Evidence is accumulating that cholinergic pathways in the brain help to regulate mood, and researchers have shown that intravenous scopolamine (an anticholinergic) is effective for moderate-to-severe depression (JW Psychiatry Mar 29 2010). This 6-week, Iranian, double-blind study tested whether oral scopolamine (0.5 mg twice daily), added to citalopram as an initial treatment produces greater antidepressant effects than citalopram plus placebo. Participants were 40 patients with moderate-to-severe major depression (baseline score on the 17-item Hamilton Rating Scale for Depression, ≥22).
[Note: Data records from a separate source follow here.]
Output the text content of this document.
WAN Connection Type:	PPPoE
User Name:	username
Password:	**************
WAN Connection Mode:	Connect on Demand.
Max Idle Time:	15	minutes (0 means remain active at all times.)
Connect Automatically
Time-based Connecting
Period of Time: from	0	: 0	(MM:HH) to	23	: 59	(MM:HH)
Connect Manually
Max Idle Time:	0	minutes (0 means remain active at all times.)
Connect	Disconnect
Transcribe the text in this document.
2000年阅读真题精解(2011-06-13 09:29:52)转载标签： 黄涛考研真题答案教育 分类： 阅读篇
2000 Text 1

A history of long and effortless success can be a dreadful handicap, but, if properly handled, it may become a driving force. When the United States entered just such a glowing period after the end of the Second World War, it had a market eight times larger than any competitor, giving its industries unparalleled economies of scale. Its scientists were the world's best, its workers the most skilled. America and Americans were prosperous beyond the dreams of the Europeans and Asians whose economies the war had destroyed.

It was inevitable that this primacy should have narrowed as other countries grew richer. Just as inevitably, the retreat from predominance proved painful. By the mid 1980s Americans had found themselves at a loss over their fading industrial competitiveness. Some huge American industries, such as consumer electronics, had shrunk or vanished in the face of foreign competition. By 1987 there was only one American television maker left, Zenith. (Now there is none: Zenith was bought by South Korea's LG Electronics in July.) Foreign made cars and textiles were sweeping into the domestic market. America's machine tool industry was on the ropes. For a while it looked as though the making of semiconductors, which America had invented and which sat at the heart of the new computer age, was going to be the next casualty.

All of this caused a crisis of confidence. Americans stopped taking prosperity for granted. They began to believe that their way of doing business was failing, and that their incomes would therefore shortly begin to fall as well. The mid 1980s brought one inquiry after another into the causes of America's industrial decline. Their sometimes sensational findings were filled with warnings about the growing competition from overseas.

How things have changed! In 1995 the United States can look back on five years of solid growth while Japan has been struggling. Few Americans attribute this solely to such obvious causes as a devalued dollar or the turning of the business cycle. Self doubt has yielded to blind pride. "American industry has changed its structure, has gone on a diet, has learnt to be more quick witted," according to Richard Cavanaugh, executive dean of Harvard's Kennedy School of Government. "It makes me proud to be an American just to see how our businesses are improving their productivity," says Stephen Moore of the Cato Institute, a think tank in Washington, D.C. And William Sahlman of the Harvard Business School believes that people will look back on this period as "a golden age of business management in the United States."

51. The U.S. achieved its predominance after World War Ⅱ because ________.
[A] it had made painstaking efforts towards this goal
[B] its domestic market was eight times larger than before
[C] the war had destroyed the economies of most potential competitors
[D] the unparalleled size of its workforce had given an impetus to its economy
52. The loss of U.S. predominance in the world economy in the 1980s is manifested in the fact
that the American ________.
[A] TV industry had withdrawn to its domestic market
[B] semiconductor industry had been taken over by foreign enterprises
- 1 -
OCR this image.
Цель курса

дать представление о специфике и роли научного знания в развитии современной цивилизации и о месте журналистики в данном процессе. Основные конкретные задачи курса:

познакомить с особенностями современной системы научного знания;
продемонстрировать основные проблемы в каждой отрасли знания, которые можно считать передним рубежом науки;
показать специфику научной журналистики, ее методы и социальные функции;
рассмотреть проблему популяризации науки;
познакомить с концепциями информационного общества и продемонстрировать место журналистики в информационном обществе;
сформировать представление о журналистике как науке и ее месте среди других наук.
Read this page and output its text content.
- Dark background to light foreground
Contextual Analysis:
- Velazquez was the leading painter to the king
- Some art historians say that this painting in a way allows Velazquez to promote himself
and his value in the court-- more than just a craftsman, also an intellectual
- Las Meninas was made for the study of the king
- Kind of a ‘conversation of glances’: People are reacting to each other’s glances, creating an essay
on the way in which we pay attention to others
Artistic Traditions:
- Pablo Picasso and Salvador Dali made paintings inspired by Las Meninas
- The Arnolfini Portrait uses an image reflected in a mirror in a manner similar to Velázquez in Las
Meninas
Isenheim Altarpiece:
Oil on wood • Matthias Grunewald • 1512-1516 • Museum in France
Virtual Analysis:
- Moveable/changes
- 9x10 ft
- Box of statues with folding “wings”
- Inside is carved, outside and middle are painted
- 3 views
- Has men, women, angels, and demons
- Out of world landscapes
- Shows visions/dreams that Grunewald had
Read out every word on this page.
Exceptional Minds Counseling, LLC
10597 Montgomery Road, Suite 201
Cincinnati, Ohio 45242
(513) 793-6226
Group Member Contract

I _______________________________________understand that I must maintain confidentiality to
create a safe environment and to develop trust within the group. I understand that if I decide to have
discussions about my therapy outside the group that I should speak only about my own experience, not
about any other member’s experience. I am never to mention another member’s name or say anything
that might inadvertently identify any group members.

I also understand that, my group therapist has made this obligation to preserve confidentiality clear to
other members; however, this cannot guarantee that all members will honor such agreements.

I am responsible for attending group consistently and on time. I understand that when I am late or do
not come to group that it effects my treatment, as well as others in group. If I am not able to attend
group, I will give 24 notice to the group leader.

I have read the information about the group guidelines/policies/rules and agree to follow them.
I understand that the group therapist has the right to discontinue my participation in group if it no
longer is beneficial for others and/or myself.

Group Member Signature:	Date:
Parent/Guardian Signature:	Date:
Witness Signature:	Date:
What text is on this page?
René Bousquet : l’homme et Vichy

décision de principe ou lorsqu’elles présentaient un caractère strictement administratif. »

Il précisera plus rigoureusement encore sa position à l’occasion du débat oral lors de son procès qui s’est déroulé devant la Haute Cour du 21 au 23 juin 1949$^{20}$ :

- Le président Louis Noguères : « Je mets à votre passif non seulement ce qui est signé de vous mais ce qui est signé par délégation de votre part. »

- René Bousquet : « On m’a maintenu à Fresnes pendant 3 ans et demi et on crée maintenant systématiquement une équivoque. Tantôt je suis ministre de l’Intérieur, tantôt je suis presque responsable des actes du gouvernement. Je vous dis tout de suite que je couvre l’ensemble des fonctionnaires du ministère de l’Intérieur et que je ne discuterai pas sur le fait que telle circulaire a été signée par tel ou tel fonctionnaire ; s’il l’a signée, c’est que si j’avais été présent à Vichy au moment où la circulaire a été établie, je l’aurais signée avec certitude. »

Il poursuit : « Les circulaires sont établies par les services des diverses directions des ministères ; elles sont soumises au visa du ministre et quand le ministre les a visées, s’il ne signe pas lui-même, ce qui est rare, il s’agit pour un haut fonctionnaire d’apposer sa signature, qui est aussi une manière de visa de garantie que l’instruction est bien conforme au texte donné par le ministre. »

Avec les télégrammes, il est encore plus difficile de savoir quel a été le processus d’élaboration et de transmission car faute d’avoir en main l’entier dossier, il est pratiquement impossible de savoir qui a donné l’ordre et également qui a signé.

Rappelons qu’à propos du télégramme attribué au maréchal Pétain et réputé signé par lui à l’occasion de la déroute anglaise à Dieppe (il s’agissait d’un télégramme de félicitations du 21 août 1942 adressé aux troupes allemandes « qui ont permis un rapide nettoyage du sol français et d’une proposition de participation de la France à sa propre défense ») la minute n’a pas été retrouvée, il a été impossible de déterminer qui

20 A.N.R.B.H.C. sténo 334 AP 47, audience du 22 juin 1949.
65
At days 4, 28, and 42, patients receiving scopolamine augmentation had significantly greater reduction in symptoms than patients taking add-on placebo, with an overall large effect size (0.9). Response rates were higher with scopolamine than placebo at week 4 (65% vs. 30%) but not at week 6. Remission rates for scopolamine-treated patients were higher at week 6 (65% vs. 20%). Dry mouth, dizziness, and blurred vision were each noted by at least 40% of scopolamine recipients.
Comment: This study shows that scopolamine given orally (a much preferable route of administration for routine clinical practice) adds significantly to the effect of a selective serotonin reuptake inhibitor for initial treatment of moderate-to-severe depression, although whether it is worth the side effect burden is unclear. Unfortunately, we also do not know whether scopolamine would benefit patients with treatment-resistant depression, although this study's effects in relatively severe depression suggest that such a trial might be pursued. The study's high rate of placebo response (but not remission) and the absence of formal cognitive testing compromise the generalizability of the findings.
— Peter Roy-Byrne, MD  Published in Journal Watch Psychiatry October 29, 2012
Citation(s): Khajavi D et al. Oral scopolamine augmentation in moderate to severe major depressive disorder: A randomized, double-blind, placebo-controlled study. J Clin Psychiatry 2012 Oct 16; [e-pub ahead of print].